D'Aurevilly sort de ce creuset dont il s'est extrait dans sa jeunesse parisienne, banni volontaire parti pour la bamboche (à gauche la débauche) et ses frasques. Il y reviendra quelques années plus tard, ruiné et repenti dans un mouvement rétrograde typique de beaucoup de biographies. Chrétien fervent qui voit à nouveau la Vierge, lui qui n'en croisait plus guère. (à droite la vie droite...mmh mmh)

Les récits sont inégaux, allant de "bien" à "captivant". En conteur rusé, Barbey nous assomme dès le seuil avec le rideau cramoisi au rebondissement inattendu et dont je me souviendrai longtemps. Son symbolisme iconique moiré d'érotisme morbide est un fer rougi sur le front du lecteur indolent.

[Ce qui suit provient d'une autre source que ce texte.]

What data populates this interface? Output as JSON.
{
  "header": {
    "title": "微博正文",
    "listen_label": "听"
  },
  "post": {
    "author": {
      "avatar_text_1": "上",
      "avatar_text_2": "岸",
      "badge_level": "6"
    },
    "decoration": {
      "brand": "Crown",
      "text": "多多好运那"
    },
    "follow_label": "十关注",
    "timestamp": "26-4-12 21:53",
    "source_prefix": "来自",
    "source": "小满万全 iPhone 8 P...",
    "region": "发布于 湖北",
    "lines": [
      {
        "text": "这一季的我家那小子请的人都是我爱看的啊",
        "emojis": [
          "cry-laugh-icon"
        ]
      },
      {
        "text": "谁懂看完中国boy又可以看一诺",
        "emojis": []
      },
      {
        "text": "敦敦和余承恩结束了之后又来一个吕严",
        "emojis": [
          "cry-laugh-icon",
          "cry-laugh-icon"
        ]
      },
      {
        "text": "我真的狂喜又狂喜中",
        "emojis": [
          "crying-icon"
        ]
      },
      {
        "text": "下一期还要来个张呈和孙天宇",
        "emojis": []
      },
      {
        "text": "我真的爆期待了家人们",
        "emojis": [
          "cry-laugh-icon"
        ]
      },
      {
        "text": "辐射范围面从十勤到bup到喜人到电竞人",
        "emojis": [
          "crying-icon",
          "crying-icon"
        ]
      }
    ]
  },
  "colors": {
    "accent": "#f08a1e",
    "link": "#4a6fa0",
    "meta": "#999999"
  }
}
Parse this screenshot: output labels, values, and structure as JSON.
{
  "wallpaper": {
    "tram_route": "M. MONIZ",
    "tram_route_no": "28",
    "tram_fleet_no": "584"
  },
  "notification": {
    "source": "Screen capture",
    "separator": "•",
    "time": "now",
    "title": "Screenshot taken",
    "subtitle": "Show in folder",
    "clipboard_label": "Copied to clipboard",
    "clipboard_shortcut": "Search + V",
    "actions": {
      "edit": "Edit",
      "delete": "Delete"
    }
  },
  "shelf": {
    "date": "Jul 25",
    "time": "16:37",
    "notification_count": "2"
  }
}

Il nous finit par une botte de sa composition, fidèle à son titre honorifique de Connétable des lettres : la vengeance d'une femme. Ne vous laissez pas avoir par son titre à l'air de téléfilm de M6 du dimanche 15h. Son côté scandaleux fonctionne encore sur le lecteur du XXIème siècle que je suis et qui en a pourtant vu et lu des vertes et des pas bien mûres.

Seul le dernier amour de Don Juan fut une dépressurisation. Un ennui modéré qui m'a d'autant plus fait apprécié la suite et le précédent. Là encore, une tactique ? Un instinct d'auteur qui place là, à dessein, son enfant qu'il sait le plus moche pour nous faire nous extasier sur le reste de sa progéniture ?

Allons bon !!!

"Les dessous de cartes d'une partie de Whist" mais surtout le superbe "Le bonheur dans le crime" et "À un dîner d'athées" sont bien là pour raviver le feu du récit.


Il y a des fulgurances. Des traits brillants qui fendent l'air jusqu'aujourd'hui. On sent le Barbey salonnard - pour ne pas dire salopard - qui devait jouter dans ces lieux et créer la sensation de son verbe haut et grandiloquent. Il y a dû avoir des blessé(e)s. Des egos décapités gisant sur les tapis persans de ces cercles ouatés de mondanités mesquines et concentriques.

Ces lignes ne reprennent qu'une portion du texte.